Physician Training with IUDs Partly Affected by Medicaid Expansion Status
A survey of OB/GYN residents revealed a significant difference in exposure to placement of intrauterine devices (IUDs) based on whether they were working as residents in states that expanded Medicaid vs. states that did not.1
More than 4,000 residents responded to the optional, anonymous survey, sent by the 2015-2016 Council on Resident Education in Obstetrics and Gynecology. The responses revealed those who worked in university programs in states that accepted Medicaid expansion inserted more IUDs and received more experience with immediate postpartum IUD training than did those in states that did not expand Medicaid.
“We asked five questions about IUD insertion,” says Megan L. Evans, MD, MPH, study co-author, assistant professor of OB/GYN at Tufts University School of Medicine and associate director of the OB/GYN residency program at Tufts Medical Center in Boston. “We compared where residents were and whether that state had expanded Medicaid, and we looked at comparable IUD insertion rates per resident. The study asked residents to estimate how many IUDs they had placed at the time of residency.”
Researchers wanted to know if Medicaid expansion affected the number of IUDs placed. They found the effect was only for residents trained in university settings. Those trained in community programs saw similar IUD insertion rates for both Medicaid expansion and non-expansion states.
“What’s unique is we had such a high response rate — 85% — which is hard [to achieve] in survey studies,” Evans says. “It was indicative of the resident population throughout the country.”
Since the survey was conducted in 2016, IUDs have increased in popularity as a contraceptive method. “IUDs have been on the rise for the last 15-plus years as a method of choice,” she says. “IUD insertions occur in a variety of locations and training sites, and it could be an outpatient clinic.”
The researchers asked about immediate postpartum IUD insertion in hospitals. “In states that expanded insurance, residents had higher rates of immediate postpartum placement than did residents who were not in expansion states,” Evans says.
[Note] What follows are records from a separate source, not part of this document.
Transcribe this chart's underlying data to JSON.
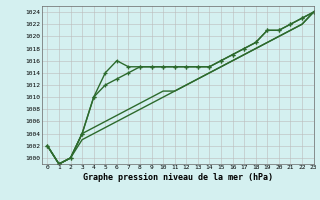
{
  "title": "Graphe pression niveau de la mer (hPa)",
  "bg_color": "#d4f0f0",
  "grid_color": "#bbbbbb",
  "line_color": "#2d6a2d",
  "ylim": [
    999,
    1025
  ],
  "yticks": [
    1000,
    1002,
    1004,
    1006,
    1008,
    1010,
    1012,
    1014,
    1016,
    1018,
    1020,
    1022,
    1024
  ],
  "xlim": [
    -0.5,
    23
  ],
  "xticks": [
    0,
    1,
    2,
    3,
    4,
    5,
    6,
    7,
    8,
    9,
    10,
    11,
    12,
    13,
    14,
    15,
    16,
    17,
    18,
    19,
    20,
    21,
    22,
    23
  ],
  "series": [
    {
      "y": [
        1002,
        999,
        1000,
        1004,
        1010,
        1014,
        1016,
        1015,
        1015,
        1015,
        1015,
        1015,
        1015,
        1015,
        1015,
        1016,
        1017,
        1018,
        1019,
        1021,
        1021,
        1022,
        1023,
        1024
      ],
      "marker": "+",
      "lw": 1.0
    },
    {
      "y": [
        1002,
        999,
        1000,
        1004,
        1010,
        1012,
        1013,
        1014,
        1015,
        1015,
        1015,
        1015,
        1015,
        1015,
        1015,
        1016,
        1017,
        1018,
        1019,
        1021,
        1021,
        1022,
        1023,
        1024
      ],
      "marker": "+",
      "lw": 1.0
    },
    {
      "y": [
        1002,
        999,
        1000,
        1004,
        1005,
        1006,
        1007,
        1008,
        1009,
        1010,
        1011,
        1011,
        1012,
        1013,
        1014,
        1015,
        1016,
        1017,
        1018,
        1019,
        1020,
        1021,
        1022,
        1024
      ],
      "marker": null,
      "lw": 1.0
    },
    {
      "y": [
        1002,
        999,
        1000,
        1003,
        1004,
        1005,
        1006,
        1007,
        1008,
        1009,
        1010,
        1011,
        1012,
        1013,
        1014,
        1015,
        1016,
        1017,
        1018,
        1019,
        1020,
        1021,
        1022,
        1024
      ],
      "marker": null,
      "lw": 1.0
    }
  ]
}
The researchers did not look into the reasons why residents inserted more IUDs in Medicaid expansion states. “We didn’t get into that amount of information,” says Caitlin Dane, MD, MPH, OB/GYN resident physician at Tufts Medical Center. “The idea is when states accept Medicaid expansion, it expands the patient population that has access to these services, and expands the number that residents can interact with in the clinic or postpartum.”
When researchers broke down the data to compare community programs in expansion states vs. non-expansion states, they found no difference in IUD insertion rates among residents. The difference was significant only among residents at university sites.
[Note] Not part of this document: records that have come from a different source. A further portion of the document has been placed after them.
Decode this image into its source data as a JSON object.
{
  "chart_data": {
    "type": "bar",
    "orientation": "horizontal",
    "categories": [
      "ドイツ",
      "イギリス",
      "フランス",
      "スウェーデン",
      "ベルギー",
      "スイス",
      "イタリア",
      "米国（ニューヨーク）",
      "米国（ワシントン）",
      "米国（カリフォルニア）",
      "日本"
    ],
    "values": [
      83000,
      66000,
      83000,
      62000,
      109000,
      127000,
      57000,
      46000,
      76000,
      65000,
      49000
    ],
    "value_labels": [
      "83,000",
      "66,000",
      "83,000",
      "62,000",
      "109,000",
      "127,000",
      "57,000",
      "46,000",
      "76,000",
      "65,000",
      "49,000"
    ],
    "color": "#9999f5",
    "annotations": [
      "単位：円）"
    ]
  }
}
“We looked at general training across both implants and IUDs, broken down by region of the country, and we saw it was the same in community programs,” Evans says. “It could be the patient population.”
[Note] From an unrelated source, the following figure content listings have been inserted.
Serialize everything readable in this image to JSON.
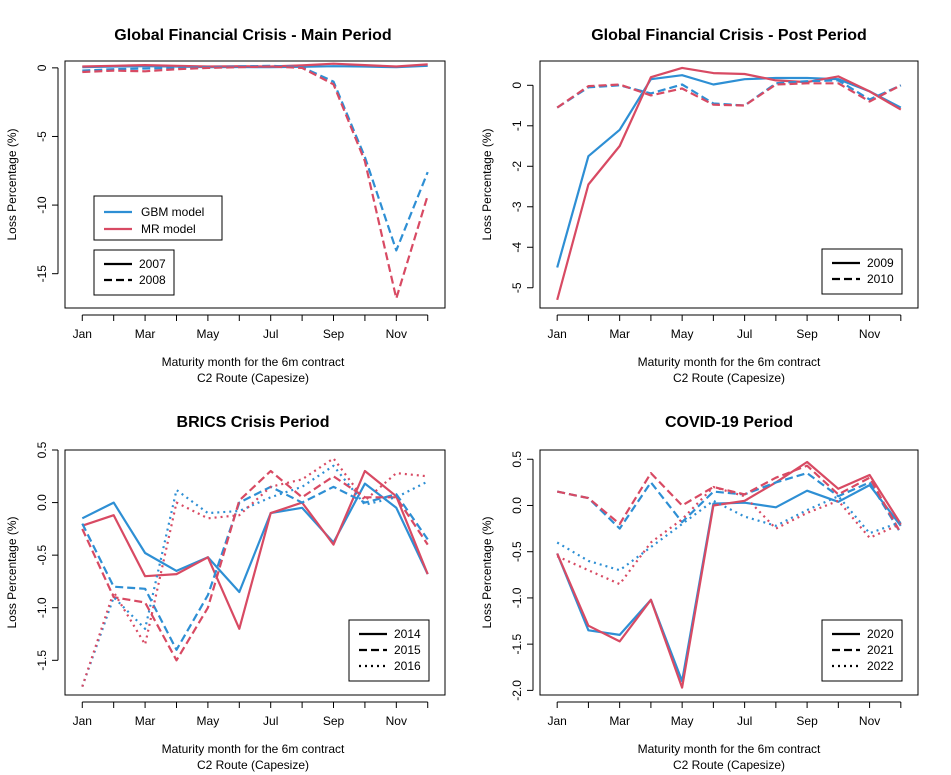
{
  "colors": {
    "gbm": "#2E8FD4",
    "mr": "#D84A63"
  },
  "chart_data": [
    {
      "type": "line",
      "title": "Global Financial Crisis - Main Period",
      "xlabel": [
        "Maturity month for the 6m contract",
        "C2 Route (Capesize)"
      ],
      "ylabel": "Loss Percentage (%)",
      "x_tick_labels": [
        "Jan",
        "Mar",
        "May",
        "Jul",
        "Sep",
        "Nov"
      ],
      "x_tick_positions": [
        1,
        3,
        5,
        7,
        9,
        11
      ],
      "xlim": [
        0.45,
        12.55
      ],
      "ylim": [
        -17.5,
        0.5
      ],
      "y_ticks": [
        0,
        -5,
        -10,
        -15
      ],
      "y_tick_labels": [
        "0",
        "-5",
        "-10",
        "-15"
      ],
      "legend_placement": "bottom-left",
      "legend_models": [
        {
          "label": "GBM model",
          "color": "gbm"
        },
        {
          "label": "MR model",
          "color": "mr"
        }
      ],
      "legend_years": [
        {
          "label": "2007",
          "dash": "solid"
        },
        {
          "label": "2008",
          "dash": "dashed"
        }
      ],
      "series": [
        {
          "model": "gbm",
          "year": "2007",
          "dash": "solid",
          "x": [
            1,
            2,
            3,
            4,
            5,
            6,
            7,
            8,
            9,
            10,
            11,
            12
          ],
          "y": [
            0.05,
            0.1,
            0.12,
            0.1,
            0.05,
            0.06,
            0.05,
            0.08,
            0.12,
            0.1,
            0.05,
            0.15
          ]
        },
        {
          "model": "mr",
          "year": "2007",
          "dash": "solid",
          "x": [
            1,
            2,
            3,
            4,
            5,
            6,
            7,
            8,
            9,
            10,
            11,
            12
          ],
          "y": [
            0.1,
            0.15,
            0.2,
            0.15,
            0.1,
            0.12,
            0.1,
            0.18,
            0.3,
            0.2,
            0.1,
            0.25
          ]
        },
        {
          "model": "gbm",
          "year": "2008",
          "dash": "dashed",
          "x": [
            1,
            2,
            3,
            4,
            5,
            6,
            7,
            8,
            9,
            10,
            11,
            12
          ],
          "y": [
            -0.2,
            -0.1,
            -0.05,
            0.0,
            0.05,
            0.1,
            0.15,
            0.05,
            -1.0,
            -6.5,
            -13.3,
            -7.6
          ]
        },
        {
          "model": "mr",
          "year": "2008",
          "dash": "dashed",
          "x": [
            1,
            2,
            3,
            4,
            5,
            6,
            7,
            8,
            9,
            10,
            11,
            12
          ],
          "y": [
            -0.3,
            -0.2,
            -0.25,
            -0.1,
            0.0,
            0.05,
            0.1,
            0.0,
            -1.2,
            -6.8,
            -16.8,
            -9.3
          ]
        }
      ]
    },
    {
      "type": "line",
      "title": "Global Financial Crisis - Post Period",
      "xlabel": [
        "Maturity month for the 6m contract",
        "C2 Route (Capesize)"
      ],
      "ylabel": "Loss Percentage (%)",
      "x_tick_labels": [
        "Jan",
        "Mar",
        "May",
        "Jul",
        "Sep",
        "Nov"
      ],
      "x_tick_positions": [
        1,
        3,
        5,
        7,
        9,
        11
      ],
      "xlim": [
        0.45,
        12.55
      ],
      "ylim": [
        -5.5,
        0.6
      ],
      "y_ticks": [
        0,
        -1,
        -2,
        -3,
        -4,
        -5
      ],
      "y_tick_labels": [
        "0",
        "-1",
        "-2",
        "-3",
        "-4",
        "-5"
      ],
      "legend_placement": "bottom-right",
      "legend_years": [
        {
          "label": "2009",
          "dash": "solid"
        },
        {
          "label": "2010",
          "dash": "dashed"
        }
      ],
      "series": [
        {
          "model": "gbm",
          "year": "2009",
          "dash": "solid",
          "x": [
            1,
            2,
            3,
            4,
            5,
            6,
            7,
            8,
            9,
            10,
            11,
            12
          ],
          "y": [
            -4.5,
            -1.75,
            -1.1,
            0.15,
            0.25,
            0.02,
            0.15,
            0.18,
            0.18,
            0.15,
            -0.15,
            -0.55
          ]
        },
        {
          "model": "mr",
          "year": "2009",
          "dash": "solid",
          "x": [
            1,
            2,
            3,
            4,
            5,
            6,
            7,
            8,
            9,
            10,
            11,
            12
          ],
          "y": [
            -5.3,
            -2.45,
            -1.5,
            0.2,
            0.43,
            0.3,
            0.28,
            0.12,
            0.08,
            0.22,
            -0.15,
            -0.6
          ]
        },
        {
          "model": "gbm",
          "year": "2010",
          "dash": "dashed",
          "x": [
            1,
            2,
            3,
            4,
            5,
            6,
            7,
            8,
            9,
            10,
            11,
            12
          ],
          "y": [
            -0.55,
            -0.05,
            0.0,
            -0.2,
            0.02,
            -0.45,
            -0.5,
            0.05,
            0.1,
            0.12,
            -0.35,
            0.0
          ]
        },
        {
          "model": "mr",
          "year": "2010",
          "dash": "dashed",
          "x": [
            1,
            2,
            3,
            4,
            5,
            6,
            7,
            8,
            9,
            10,
            11,
            12
          ],
          "y": [
            -0.55,
            -0.02,
            0.02,
            -0.25,
            -0.08,
            -0.48,
            -0.5,
            0.02,
            0.05,
            0.05,
            -0.4,
            0.0
          ]
        }
      ]
    },
    {
      "type": "line",
      "title": "BRICS Crisis Period",
      "xlabel": [
        "Maturity month for the 6m contract",
        "C2 Route (Capesize)"
      ],
      "ylabel": "Loss Percentage (%)",
      "x_tick_labels": [
        "Jan",
        "Mar",
        "May",
        "Jul",
        "Sep",
        "Nov"
      ],
      "x_tick_positions": [
        1,
        3,
        5,
        7,
        9,
        11
      ],
      "xlim": [
        0.45,
        12.55
      ],
      "ylim": [
        -1.83,
        0.5
      ],
      "y_ticks": [
        0.5,
        0.0,
        -0.5,
        -1.0,
        -1.5
      ],
      "y_tick_labels": [
        "0.5",
        "0.0",
        "-0.5",
        "-1.0",
        "-1.5"
      ],
      "legend_placement": "bottom-right",
      "legend_years": [
        {
          "label": "2014",
          "dash": "solid"
        },
        {
          "label": "2015",
          "dash": "dashed"
        },
        {
          "label": "2016",
          "dash": "dotted"
        }
      ],
      "series": [
        {
          "model": "gbm",
          "year": "2014",
          "dash": "solid",
          "x": [
            1,
            2,
            3,
            4,
            5,
            6,
            7,
            8,
            9,
            10,
            11,
            12
          ],
          "y": [
            -0.15,
            0.0,
            -0.48,
            -0.65,
            -0.52,
            -0.85,
            -0.1,
            -0.05,
            -0.38,
            0.18,
            -0.05,
            -0.68
          ]
        },
        {
          "model": "mr",
          "year": "2014",
          "dash": "solid",
          "x": [
            1,
            2,
            3,
            4,
            5,
            6,
            7,
            8,
            9,
            10,
            11,
            12
          ],
          "y": [
            -0.22,
            -0.12,
            -0.7,
            -0.68,
            -0.52,
            -1.2,
            -0.1,
            0.0,
            -0.4,
            0.3,
            0.06,
            -0.68
          ]
        },
        {
          "model": "gbm",
          "year": "2015",
          "dash": "dashed",
          "x": [
            1,
            2,
            3,
            4,
            5,
            6,
            7,
            8,
            9,
            10,
            11,
            12
          ],
          "y": [
            -0.2,
            -0.8,
            -0.82,
            -1.4,
            -0.88,
            0.0,
            0.15,
            0.0,
            0.15,
            0.0,
            0.08,
            -0.35
          ]
        },
        {
          "model": "mr",
          "year": "2015",
          "dash": "dashed",
          "x": [
            1,
            2,
            3,
            4,
            5,
            6,
            7,
            8,
            9,
            10,
            11,
            12
          ],
          "y": [
            -0.25,
            -0.9,
            -0.95,
            -1.5,
            -1.0,
            0.02,
            0.3,
            0.05,
            0.25,
            0.05,
            0.05,
            -0.4
          ]
        },
        {
          "model": "gbm",
          "year": "2016",
          "dash": "dotted",
          "x": [
            1,
            2,
            3,
            4,
            5,
            6,
            7,
            8,
            9,
            10,
            11,
            12
          ],
          "y": [
            -1.75,
            -0.9,
            -1.2,
            0.12,
            -0.1,
            -0.08,
            0.05,
            0.15,
            0.35,
            -0.02,
            0.05,
            0.2
          ]
        },
        {
          "model": "mr",
          "year": "2016",
          "dash": "dotted",
          "x": [
            1,
            2,
            3,
            4,
            5,
            6,
            7,
            8,
            9,
            10,
            11,
            12
          ],
          "y": [
            -1.75,
            -0.85,
            -1.35,
            0.0,
            -0.15,
            -0.12,
            0.15,
            0.22,
            0.42,
            0.02,
            0.28,
            0.25
          ]
        }
      ]
    },
    {
      "type": "line",
      "title": "COVID-19 Period",
      "xlabel": [
        "Maturity month for the 6m contract",
        "C2 Route (Capesize)"
      ],
      "ylabel": "Loss Percentage (%)",
      "x_tick_labels": [
        "Jan",
        "Mar",
        "May",
        "Jul",
        "Sep",
        "Nov"
      ],
      "x_tick_positions": [
        1,
        3,
        5,
        7,
        9,
        11
      ],
      "xlim": [
        0.45,
        12.55
      ],
      "ylim": [
        -2.05,
        0.6
      ],
      "y_ticks": [
        0.5,
        0.0,
        -0.5,
        -1.0,
        -1.5,
        -2.0
      ],
      "y_tick_labels": [
        "0.5",
        "0.0",
        "-0.5",
        "-1.0",
        "-1.5",
        "-2.0"
      ],
      "legend_placement": "bottom-right",
      "legend_years": [
        {
          "label": "2020",
          "dash": "solid"
        },
        {
          "label": "2021",
          "dash": "dashed"
        },
        {
          "label": "2022",
          "dash": "dotted"
        }
      ],
      "series": [
        {
          "model": "gbm",
          "year": "2020",
          "dash": "solid",
          "x": [
            1,
            2,
            3,
            4,
            5,
            6,
            7,
            8,
            9,
            10,
            11,
            12
          ],
          "y": [
            -0.52,
            -1.35,
            -1.4,
            -1.02,
            -1.9,
            0.02,
            0.03,
            -0.02,
            0.16,
            0.04,
            0.22,
            -0.22
          ]
        },
        {
          "model": "mr",
          "year": "2020",
          "dash": "solid",
          "x": [
            1,
            2,
            3,
            4,
            5,
            6,
            7,
            8,
            9,
            10,
            11,
            12
          ],
          "y": [
            -0.52,
            -1.3,
            -1.47,
            -1.02,
            -1.97,
            0.0,
            0.05,
            0.25,
            0.47,
            0.18,
            0.33,
            -0.2
          ]
        },
        {
          "model": "gbm",
          "year": "2021",
          "dash": "dashed",
          "x": [
            1,
            2,
            3,
            4,
            5,
            6,
            7,
            8,
            9,
            10,
            11,
            12
          ],
          "y": [
            0.15,
            0.08,
            -0.25,
            0.25,
            -0.18,
            0.15,
            0.12,
            0.25,
            0.35,
            0.1,
            0.25,
            -0.3
          ]
        },
        {
          "model": "mr",
          "year": "2021",
          "dash": "dashed",
          "x": [
            1,
            2,
            3,
            4,
            5,
            6,
            7,
            8,
            9,
            10,
            11,
            12
          ],
          "y": [
            0.15,
            0.08,
            -0.2,
            0.35,
            0.0,
            0.2,
            0.12,
            0.3,
            0.43,
            0.12,
            0.3,
            -0.3
          ]
        },
        {
          "model": "gbm",
          "year": "2022",
          "dash": "dotted",
          "x": [
            1,
            2,
            3,
            4,
            5,
            6,
            7,
            8,
            9,
            10,
            11,
            12
          ],
          "y": [
            -0.4,
            -0.6,
            -0.7,
            -0.45,
            -0.2,
            0.05,
            -0.12,
            -0.22,
            -0.05,
            0.1,
            -0.3,
            -0.18
          ]
        },
        {
          "model": "mr",
          "year": "2022",
          "dash": "dotted",
          "x": [
            1,
            2,
            3,
            4,
            5,
            6,
            7,
            8,
            9,
            10,
            11,
            12
          ],
          "y": [
            -0.55,
            -0.7,
            -0.85,
            -0.4,
            -0.15,
            0.2,
            0.1,
            -0.25,
            -0.08,
            0.05,
            -0.35,
            -0.2
          ]
        }
      ]
    }
  ]
}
Similar to their findings with general IUD use, they found that residents in expansion states had more training with immediate postpartum insertion of IUDs in university programs vs. those with immediate postpartum IUD training in non-expansion states.
“We were interested in the correlation between Medicaid expansion and training,” Dane says. “What we found was it’s possible that state and federal policy could impact training.”
States that expanded Medicaid and offered more access for patients would affect resident education because residents would receive more exposure to IUD placement, Dane adds.
The findings suggest residents’ IUD training in states without Medicaid expansion could be affected by that status.
“It could have potential impacts on patients down the line if they’re not getting the training in residency,” Evans says. “Because we care passionately about these issues, how policy impacts patient care, and how we practice medicine, [expanded Medicaid] has the potential to impact resident training.”
REFERENCE
- Dane C, Breeze JL, Espey E, et al. Insurance expansion and intrauterine device training in obstetrics and gynecology. Am J Obstet Gynecol 2021 May 19;S0002-9378(21)00557-3. doi: 10.1016/j.ajog.2021.05.010. [Online ahead of print].